Sin embargo, los problemas de Yo Daniel Blake aparecen cuando Loach tiene que abandonar esa dimensión descriptiva para hacer avanzar la estructura narrativa. Es allí donde a la potencia de los personajes centrales le opone cierto maniqueísmo en la caracterización de algunos secundarios –en especial, el excesivo contraste entre dos empleadas que lo atienden, la estricta Sheila (Sharon Percy) y la comprensiva Ann (Kate Rutter)-, a lo que se suma una poco creíble identificación de los transeúntes con Daniel en la escena del graffiti, la única que tiende a caer en una épica innecesaria. Cuando Loach debe avanzar en la resolución de la historia da pasos en falso al abandonar la cotidianeidad  como eje del drama para desplazarse a la excepcionalidad. Lo previsible surge como síntoma de la caída en el lugar común, en la resolución fácil. La escena del supermercado, que debía centrarse en la reacción del administrador, se cierra con la actitud del encargado de seguridad, cuya única función es encontrar un enlace al destino que elegirá Katie. De la misma forma resulta previsible el final en la audiencia, desde el preciso momento en que Daniel se levanta después de hablar con el abogado. Aunque por cierto, el momento de mayor torpeza del relato es la forma en que Daniel se entera del trabajo de Katie, a través de un papel caído en la entrada del departamento.

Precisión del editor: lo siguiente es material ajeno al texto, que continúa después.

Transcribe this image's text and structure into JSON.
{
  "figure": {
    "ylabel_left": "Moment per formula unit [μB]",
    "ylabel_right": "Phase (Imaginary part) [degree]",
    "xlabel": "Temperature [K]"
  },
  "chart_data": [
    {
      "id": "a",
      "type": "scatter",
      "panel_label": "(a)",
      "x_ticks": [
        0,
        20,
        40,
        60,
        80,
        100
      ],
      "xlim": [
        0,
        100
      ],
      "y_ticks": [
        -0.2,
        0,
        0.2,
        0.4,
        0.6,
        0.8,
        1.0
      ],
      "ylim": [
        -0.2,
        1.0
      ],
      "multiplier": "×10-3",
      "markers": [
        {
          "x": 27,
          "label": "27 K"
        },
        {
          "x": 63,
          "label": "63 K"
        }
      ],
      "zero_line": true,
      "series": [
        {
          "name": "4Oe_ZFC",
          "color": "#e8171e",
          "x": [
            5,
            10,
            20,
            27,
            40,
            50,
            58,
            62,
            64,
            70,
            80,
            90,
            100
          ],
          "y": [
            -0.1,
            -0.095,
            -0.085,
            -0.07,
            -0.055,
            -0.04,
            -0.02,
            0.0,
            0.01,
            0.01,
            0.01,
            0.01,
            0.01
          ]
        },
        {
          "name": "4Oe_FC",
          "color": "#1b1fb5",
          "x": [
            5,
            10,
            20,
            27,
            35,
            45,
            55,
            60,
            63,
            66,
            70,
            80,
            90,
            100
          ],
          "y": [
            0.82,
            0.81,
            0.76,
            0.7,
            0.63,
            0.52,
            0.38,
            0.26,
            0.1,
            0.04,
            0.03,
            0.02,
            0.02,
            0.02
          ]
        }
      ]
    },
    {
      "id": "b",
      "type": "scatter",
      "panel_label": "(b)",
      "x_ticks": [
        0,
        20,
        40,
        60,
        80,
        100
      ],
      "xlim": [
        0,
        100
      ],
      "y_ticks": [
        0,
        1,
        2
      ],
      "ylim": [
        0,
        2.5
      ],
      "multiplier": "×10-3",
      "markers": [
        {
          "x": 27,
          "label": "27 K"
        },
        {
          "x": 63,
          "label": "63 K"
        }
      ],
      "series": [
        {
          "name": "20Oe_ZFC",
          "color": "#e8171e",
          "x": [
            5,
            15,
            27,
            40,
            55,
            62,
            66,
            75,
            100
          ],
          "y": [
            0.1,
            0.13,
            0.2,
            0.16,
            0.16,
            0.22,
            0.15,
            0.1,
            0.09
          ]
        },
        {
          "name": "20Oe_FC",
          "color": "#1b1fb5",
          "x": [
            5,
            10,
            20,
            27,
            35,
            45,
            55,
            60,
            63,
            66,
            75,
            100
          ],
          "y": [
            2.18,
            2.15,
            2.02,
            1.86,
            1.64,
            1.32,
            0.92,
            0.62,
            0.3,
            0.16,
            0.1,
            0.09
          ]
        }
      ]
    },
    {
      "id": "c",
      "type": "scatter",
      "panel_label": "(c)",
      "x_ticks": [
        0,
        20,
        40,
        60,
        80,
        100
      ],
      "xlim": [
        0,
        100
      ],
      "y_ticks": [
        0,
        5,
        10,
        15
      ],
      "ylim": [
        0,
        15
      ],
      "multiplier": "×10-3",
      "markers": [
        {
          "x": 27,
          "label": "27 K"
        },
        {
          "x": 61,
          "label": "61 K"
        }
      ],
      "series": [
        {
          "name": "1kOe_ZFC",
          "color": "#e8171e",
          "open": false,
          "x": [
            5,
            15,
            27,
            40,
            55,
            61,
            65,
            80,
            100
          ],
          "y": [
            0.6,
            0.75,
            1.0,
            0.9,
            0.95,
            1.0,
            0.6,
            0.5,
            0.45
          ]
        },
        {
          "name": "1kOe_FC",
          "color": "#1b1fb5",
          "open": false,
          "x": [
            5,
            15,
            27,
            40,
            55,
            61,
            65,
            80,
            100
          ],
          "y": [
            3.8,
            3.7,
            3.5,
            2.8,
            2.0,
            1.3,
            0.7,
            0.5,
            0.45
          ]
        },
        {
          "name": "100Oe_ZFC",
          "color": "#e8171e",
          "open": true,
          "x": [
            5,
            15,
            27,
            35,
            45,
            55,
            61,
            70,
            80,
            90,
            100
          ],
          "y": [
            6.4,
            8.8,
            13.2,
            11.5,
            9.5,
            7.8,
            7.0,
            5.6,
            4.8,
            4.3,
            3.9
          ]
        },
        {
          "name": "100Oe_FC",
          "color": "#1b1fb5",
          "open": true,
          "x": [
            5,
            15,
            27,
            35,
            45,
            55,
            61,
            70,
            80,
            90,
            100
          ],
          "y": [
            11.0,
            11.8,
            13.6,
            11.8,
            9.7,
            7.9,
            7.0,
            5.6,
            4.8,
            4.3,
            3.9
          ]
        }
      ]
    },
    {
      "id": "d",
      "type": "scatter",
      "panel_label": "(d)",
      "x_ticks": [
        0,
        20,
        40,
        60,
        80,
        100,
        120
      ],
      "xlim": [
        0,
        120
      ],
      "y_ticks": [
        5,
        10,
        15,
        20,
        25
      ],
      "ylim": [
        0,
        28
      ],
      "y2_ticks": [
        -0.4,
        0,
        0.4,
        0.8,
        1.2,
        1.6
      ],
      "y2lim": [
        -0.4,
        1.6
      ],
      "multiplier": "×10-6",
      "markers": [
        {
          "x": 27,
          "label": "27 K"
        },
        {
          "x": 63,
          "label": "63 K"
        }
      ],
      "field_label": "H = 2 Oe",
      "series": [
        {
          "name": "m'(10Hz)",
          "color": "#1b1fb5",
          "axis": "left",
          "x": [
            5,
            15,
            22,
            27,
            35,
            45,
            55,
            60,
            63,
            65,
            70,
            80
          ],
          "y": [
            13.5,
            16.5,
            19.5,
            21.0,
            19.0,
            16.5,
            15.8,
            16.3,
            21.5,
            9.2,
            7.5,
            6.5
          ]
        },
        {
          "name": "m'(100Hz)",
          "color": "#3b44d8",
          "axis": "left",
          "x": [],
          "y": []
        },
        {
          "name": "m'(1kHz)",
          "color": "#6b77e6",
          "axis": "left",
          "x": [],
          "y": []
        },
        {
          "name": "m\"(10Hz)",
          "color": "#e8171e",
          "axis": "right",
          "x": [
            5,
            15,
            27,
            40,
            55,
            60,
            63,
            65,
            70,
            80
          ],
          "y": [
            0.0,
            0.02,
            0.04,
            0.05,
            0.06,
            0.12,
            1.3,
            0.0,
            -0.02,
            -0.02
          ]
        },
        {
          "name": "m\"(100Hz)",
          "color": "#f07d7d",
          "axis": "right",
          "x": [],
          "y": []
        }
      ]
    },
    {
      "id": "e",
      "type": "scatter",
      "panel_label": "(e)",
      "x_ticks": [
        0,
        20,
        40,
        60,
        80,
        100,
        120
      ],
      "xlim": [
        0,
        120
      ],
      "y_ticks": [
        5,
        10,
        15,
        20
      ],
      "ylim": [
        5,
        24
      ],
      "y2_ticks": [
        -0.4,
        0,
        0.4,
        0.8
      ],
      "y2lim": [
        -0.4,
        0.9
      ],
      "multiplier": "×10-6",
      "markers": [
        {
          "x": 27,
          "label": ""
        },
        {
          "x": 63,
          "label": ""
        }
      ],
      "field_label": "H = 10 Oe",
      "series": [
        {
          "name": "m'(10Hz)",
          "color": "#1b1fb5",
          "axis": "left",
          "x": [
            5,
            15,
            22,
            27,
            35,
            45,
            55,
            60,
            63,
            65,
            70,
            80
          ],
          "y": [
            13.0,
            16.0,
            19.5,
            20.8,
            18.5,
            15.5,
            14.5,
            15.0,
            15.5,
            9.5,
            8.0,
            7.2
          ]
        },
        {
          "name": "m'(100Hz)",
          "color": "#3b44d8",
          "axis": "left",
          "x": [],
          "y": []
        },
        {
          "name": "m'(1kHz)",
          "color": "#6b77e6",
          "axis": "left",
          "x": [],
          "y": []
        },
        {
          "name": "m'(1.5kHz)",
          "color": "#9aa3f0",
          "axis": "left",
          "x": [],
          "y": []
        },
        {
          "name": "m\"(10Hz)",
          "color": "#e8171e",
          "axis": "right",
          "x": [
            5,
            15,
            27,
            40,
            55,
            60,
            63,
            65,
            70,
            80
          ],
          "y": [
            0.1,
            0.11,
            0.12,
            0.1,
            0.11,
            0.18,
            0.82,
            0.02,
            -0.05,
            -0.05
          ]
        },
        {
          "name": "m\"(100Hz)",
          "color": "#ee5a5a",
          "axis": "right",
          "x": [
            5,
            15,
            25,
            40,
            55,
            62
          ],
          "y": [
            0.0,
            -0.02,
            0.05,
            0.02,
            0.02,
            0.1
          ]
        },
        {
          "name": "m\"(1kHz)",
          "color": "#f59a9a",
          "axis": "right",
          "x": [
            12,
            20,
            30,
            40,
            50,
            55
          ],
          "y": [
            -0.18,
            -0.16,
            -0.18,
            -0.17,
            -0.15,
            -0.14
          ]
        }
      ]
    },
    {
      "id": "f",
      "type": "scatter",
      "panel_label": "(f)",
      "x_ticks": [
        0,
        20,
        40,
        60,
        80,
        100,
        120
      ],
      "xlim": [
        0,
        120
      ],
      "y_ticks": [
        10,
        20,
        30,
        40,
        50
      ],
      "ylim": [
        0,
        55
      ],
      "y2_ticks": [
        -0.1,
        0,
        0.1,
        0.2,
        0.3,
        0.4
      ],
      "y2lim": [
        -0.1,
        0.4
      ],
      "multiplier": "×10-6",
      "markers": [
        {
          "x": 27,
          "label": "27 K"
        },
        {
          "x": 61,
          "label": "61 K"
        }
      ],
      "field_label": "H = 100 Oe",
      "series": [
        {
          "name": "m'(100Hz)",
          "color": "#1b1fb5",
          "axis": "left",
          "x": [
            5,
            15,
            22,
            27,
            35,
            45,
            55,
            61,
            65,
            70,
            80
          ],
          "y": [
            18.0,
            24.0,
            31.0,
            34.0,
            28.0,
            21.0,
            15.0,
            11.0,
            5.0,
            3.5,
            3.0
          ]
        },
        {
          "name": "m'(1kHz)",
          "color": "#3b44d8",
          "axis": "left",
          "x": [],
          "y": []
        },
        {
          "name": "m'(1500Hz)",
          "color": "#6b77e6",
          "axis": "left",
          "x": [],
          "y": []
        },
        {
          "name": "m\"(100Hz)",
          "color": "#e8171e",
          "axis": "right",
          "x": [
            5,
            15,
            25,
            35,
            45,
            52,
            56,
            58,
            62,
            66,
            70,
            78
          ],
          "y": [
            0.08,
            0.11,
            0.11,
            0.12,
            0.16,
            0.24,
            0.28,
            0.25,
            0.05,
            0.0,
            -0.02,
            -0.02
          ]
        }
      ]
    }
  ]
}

En ese tramo final, Loach trabaja sobre una estructura de pequeñas escenas que se cierran, con cierto pudor y equilibrio, en fundidos a negro. Ese recurso le permite no estirar innecesariamente las escenas de cierta intimidad entre los personajes, pero termina poniendo en cuestión al relato mismo. Las elipsis entre esas escenas no trabajan la consecución de la historia, sino que proponen saltos que dejan huecos inexplicados en el entramado y que debilitan la apuesta que lleva adelante en la primera mitad del film, en la que los hilos de lo cotidiano y la relación entre los personajes guiaban al espectador por el camino de su drama. Lo que queda al desnudo en ese tramo es, más que las consecuencias del sistema sobre el cual se posa la mirada cuestionadora, las dificultades de Loach para cerrar su historia sin el apuro y la impaciencia que denotan y confiando, como lo había hecho en buena parte de la película, en sus personajes.

Yo, Daniel Blake (I, Daniel Blake, Inglaterra/Francia/Bélgica, 2016), de Kean Loach c/Dave Johns, Hayley Squires, Briana Shann, 100′.